I would like to say something about the first hour of our meeting. In view of the current climate crisis, I am very pleased that we welcomed Mr. Klein. This is not the first time we have faced crises, and, as we have seen a number of times before, it is also an opportunity to emerge stronger.
If we look at all the major economies in the world, they are all making the transition to a green economy, and I do not want us to miss the boat. A responsible plan will truly focus on innovation so that we can come out ahead. As with all transitions, there are winners and losers. I don't know about you, but I would like to be among the winners.
I am very pleased that we had this discussion.
[English]
I'll turn to the question for Mr. Staples.
I have one question. What would be the impact, in your view, of providing dental care, but also day care, as you mentioned? Also, is your coalition supportive?
:
Thank you very much for the question.
Absolutely, we are in support of the public dental program that's being proposed. It is definitely an issue that we have long monitored. We have greater expertise on pharmacare, but these are equally parts that were left out of the original medicare system. I think this is an excellent opportunity to address some of those gaps through this dental program.
Millions of Canadians are now going to benefit from that. I think that's very good for people who are trying to deal with affordability issues right now—as everybody is—with rising inflation and interest rates. This is going to be a great help. These programs also help relieve pressures on our own health care system, because if people let dental care issues go for too long, they end up in emergency rooms, and that's not where we want to be.

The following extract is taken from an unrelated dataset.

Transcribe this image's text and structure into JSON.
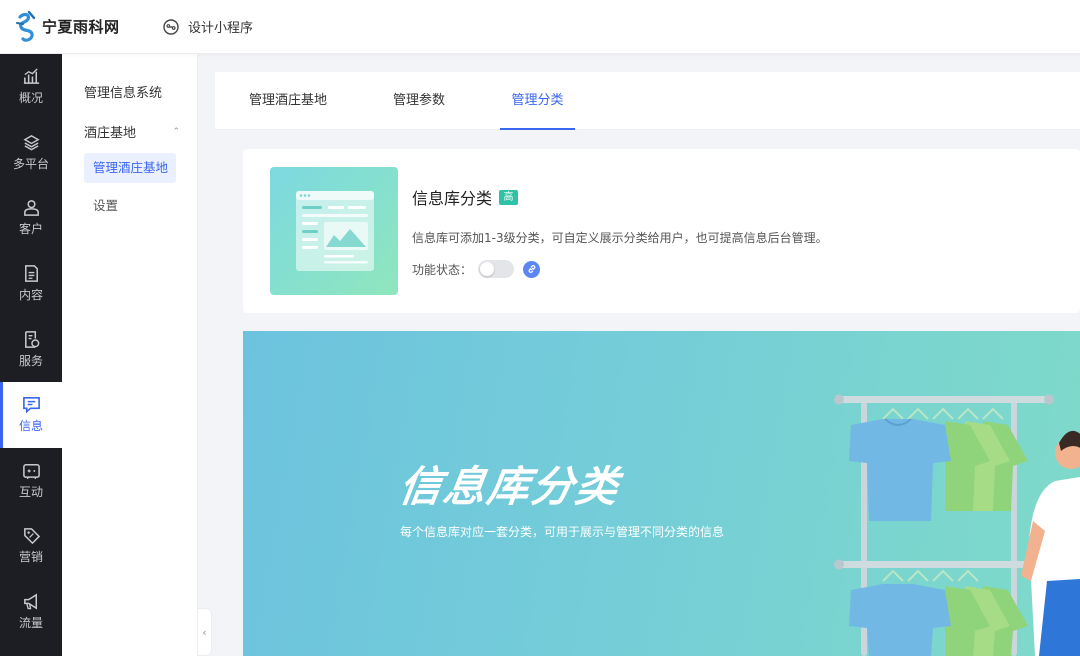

I would add that we are supportive of universal social programs. We do recognize that this will help many people, many Canadians, but not everybody. We are concerned that at the end of this, there may still be some gaps. We have spoken to some members of Parliament who do support this eventually being a stepping stone to a universal program under which everybody is covered, and we're certainly hopeful for that. We realize that getting this program through will help a lot of people and also pave the way for the other commitments that are in the confidence and supply agreement.
As you know, the four health care commitments are spread out over time—the three years of the agreement—and next in line is pharmacare. We should be seeing a draft of a Canada pharmacare act this fall. I hope that we have a good discussion with the committee again when that comes, so certainly it's good all around.
To start, I'll direct my question to Ms. MacEwen, who I think hasn't had an opportunity to answer many questions. If there's time remaining and folks from the Canadian Health Coalition want to jump in, I would invite them to do that.
I want to return directly to the question of privatization, first of all. I think Mr. Staples just touched on this. We're seeing right now a huge spike in the extent to which nursing agencies are used to fill vacancies in the public system. These are people who are available to work. They work in that industry. Canadians are actually paying outrageous premiums in order to hire these nurses right now from private nursing agencies that are making a profit on that expenditure to have them come and work in public institutions.
Clearly, there is a question about appropriate spending. One of the places we might hope to see some remedy for that, in the case of provincial governments that are bound and determined to carry on this expensive and broken course, is at a table that the federal government has the power to convene with its spending power for provinces to talk about best practices, including when it comes to privatization and the inordinate amount of spending that's going on through private nursing agencies right now.
Perhaps you can speak, first of all, to how Canadians benefit when governments pay for private nurses over public nurses, if they do at all—it seems to me perhaps not. How can the convening power of the federal government be used in order to establish some fairer criteria that are co-determined with the provinces that would govern the way new health spending is done in Canada?